Evanston Public Library officials are contemplating adding a bookmobile to extend the Library’s reach to underserved communities but first want to confirm there is interest in that type of service.
In a report to the Library Board Oct. 21, Library Director Karen Danczak Lyons recommended that the issue be made part of the strategic planning process the Library will undertake to determine how best to distribute limited resources.
During that process, she said, staff could ask residents specifically about their interest in adding a book-and-technology mobile to the array of services offered by the Evanston Public Library.
Ms. Danczak Lyons told Board members that use of a bookmobile to deliver services should be “part of the conversation, especially in the Fifth, Eighth or Ninth Wards,” where officials are attempting to increase use of library services.
In the west side Fifth Ward, where officials are looking at a physical space to house library services, she said the question to be asked, “Is this something that you’d want in addition to a physical presence? How would this work for you and your family? So that we’re really hearing from our residents – what it is they would find useful – and then working to create a vehicle that would serve those needs.”
Ms. Danczak Lyons also pointed to the capital costs and timeline involved in a new book mobile in support of first confirming interest.
“This is not something that even if you said, ‘Karen, here’s a million dollars, we want a book mobile in three months,’ it’s just not possible,” she told Library Board members.
The current mobile library, dubbed “Lola,” is still in operation, Ms. Danczak Lyons said.
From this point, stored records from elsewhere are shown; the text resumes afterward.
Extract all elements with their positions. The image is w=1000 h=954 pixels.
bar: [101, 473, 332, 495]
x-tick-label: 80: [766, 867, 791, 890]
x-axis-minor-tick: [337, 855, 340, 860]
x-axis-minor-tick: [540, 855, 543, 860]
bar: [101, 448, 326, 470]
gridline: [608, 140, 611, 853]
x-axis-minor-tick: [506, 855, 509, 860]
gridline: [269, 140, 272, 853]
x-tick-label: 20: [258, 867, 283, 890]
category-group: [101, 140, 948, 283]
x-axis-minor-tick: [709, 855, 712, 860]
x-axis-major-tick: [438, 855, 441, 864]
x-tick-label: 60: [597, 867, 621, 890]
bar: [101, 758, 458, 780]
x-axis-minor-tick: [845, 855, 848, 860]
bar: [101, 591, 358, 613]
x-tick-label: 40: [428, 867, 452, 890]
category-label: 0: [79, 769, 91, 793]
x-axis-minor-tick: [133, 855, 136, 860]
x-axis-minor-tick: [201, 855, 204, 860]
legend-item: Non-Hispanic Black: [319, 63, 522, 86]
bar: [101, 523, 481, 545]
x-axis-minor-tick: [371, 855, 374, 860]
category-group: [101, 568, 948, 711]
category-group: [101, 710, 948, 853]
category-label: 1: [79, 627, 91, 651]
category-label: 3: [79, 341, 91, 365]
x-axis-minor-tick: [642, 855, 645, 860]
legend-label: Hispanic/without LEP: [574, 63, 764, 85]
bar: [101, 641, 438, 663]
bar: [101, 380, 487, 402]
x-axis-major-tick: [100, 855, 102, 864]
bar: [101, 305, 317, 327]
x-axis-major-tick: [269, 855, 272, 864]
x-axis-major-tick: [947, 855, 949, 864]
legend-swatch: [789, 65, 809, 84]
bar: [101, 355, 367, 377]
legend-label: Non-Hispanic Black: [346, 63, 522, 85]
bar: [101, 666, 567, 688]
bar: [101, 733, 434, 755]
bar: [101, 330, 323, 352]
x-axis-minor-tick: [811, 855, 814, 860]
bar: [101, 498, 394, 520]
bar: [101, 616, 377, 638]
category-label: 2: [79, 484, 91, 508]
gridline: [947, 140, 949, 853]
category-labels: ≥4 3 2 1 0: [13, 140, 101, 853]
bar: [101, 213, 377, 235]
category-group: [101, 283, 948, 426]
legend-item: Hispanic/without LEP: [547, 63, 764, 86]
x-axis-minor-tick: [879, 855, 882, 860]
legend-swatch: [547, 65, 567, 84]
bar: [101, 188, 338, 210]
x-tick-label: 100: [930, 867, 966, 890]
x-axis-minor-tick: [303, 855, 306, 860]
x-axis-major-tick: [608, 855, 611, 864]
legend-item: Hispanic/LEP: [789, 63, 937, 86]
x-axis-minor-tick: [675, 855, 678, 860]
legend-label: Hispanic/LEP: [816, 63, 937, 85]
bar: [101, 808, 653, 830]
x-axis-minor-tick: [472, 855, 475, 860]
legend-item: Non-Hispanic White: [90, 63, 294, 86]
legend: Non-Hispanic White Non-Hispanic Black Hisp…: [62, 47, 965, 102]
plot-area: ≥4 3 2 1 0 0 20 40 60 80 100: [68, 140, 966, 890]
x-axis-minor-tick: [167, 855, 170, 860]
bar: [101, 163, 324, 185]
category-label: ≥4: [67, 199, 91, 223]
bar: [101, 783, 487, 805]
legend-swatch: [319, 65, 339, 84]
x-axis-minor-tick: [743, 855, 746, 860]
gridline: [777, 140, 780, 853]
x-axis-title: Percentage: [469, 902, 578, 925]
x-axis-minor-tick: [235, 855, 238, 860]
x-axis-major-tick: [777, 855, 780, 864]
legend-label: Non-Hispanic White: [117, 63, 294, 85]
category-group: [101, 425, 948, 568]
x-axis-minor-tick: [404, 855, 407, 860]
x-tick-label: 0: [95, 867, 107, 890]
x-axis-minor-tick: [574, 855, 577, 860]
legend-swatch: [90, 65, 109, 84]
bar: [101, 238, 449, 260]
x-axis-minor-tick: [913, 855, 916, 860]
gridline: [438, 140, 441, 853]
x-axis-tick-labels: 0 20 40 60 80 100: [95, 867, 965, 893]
Before the pandemic, the mobile library visited parks, including Brummel Park, block parties and outdoor festivals such as Fall Festival and Trunk or Treat, National Night Out, as well as District 65 schools, Ms. Danczak Lyons said.
The New Bookmobile
The new book- or tech- mobile officials are eyeing, perhaps five times the size of “Lola,” however, is a next-generation unit, flexible and modular, Ms. Danczak Lyons said.
“For instance,” she said, “fixtures in the book-and-tech mobile can be moved/swapped out to create a computer training lab with countertops, chairs and laptops one day and reconfigured to feature a large selection of books for school visits on another day.”
The new mobile units, such as neighboring Skokie introduced in 2016, feature a hybrid power system with a solar-powered battery. They also have WiFi connectivity inside and out, a backup-camera and other amenities.
In her report, Ms. Danczak Lyons estimated the cost of new vehicle at $350,000 to $400,000.
She estimated the timeline of bringing a new vehicle from concept through design at 18 months.
For instance, though COVID-19 contributed to the delay, the timeline for a new $399,000 bookmobile in the Fountaindale Public Library District in Bolingbrook will be five years when the unit makes its expected debut next March, according to one of the case studies Ms. Danczak Lyons provided the Board.
The Skokie Public Library District started its process to design and order a new book mobile in 2015 and was not ready until the next year to put it into service.
Officials there brought in a consultant to help develop the plan for the new vehicle, including handling the bidding process and procurement, and oversaw the construction/customization process, she noted.
Moving forward, Ms. Danczak Lyons recommended that staff continue research into the issue, updating Board members on their progress as well as the resident feedback they are receiving.
Then, she said, “if we feel like there’s more and more energy around this [the book mobile idea], the Library could engage a consultant as other Library Districts have done, and begin the planning process around a new vehicle.
Board members need to understand that it’s a significant capital expense, and that there will be ongoing expenses, she said in her presentation.
In addition, she said, “We’ll need more staff to operate it the way we would want to.”
In brief discussion, Library Board member Terry Soto said she was relieved that Ms. Danczak Lyons included the decision on the bookmobile as part of the wider strategic planning process “because I really think we need to get input from the community and not particularly ask them, ‘Would you like a book or tech mobile?’ … but really find out more about their interests and passions and figure out how all of our services programs … might better meet the needs.
“I don’t have any pre-ordained ideas about what they might want,” Ms. Soto said, “but I want them to just be super, super open about what their interests and passions are and how our different offerings could meet them.”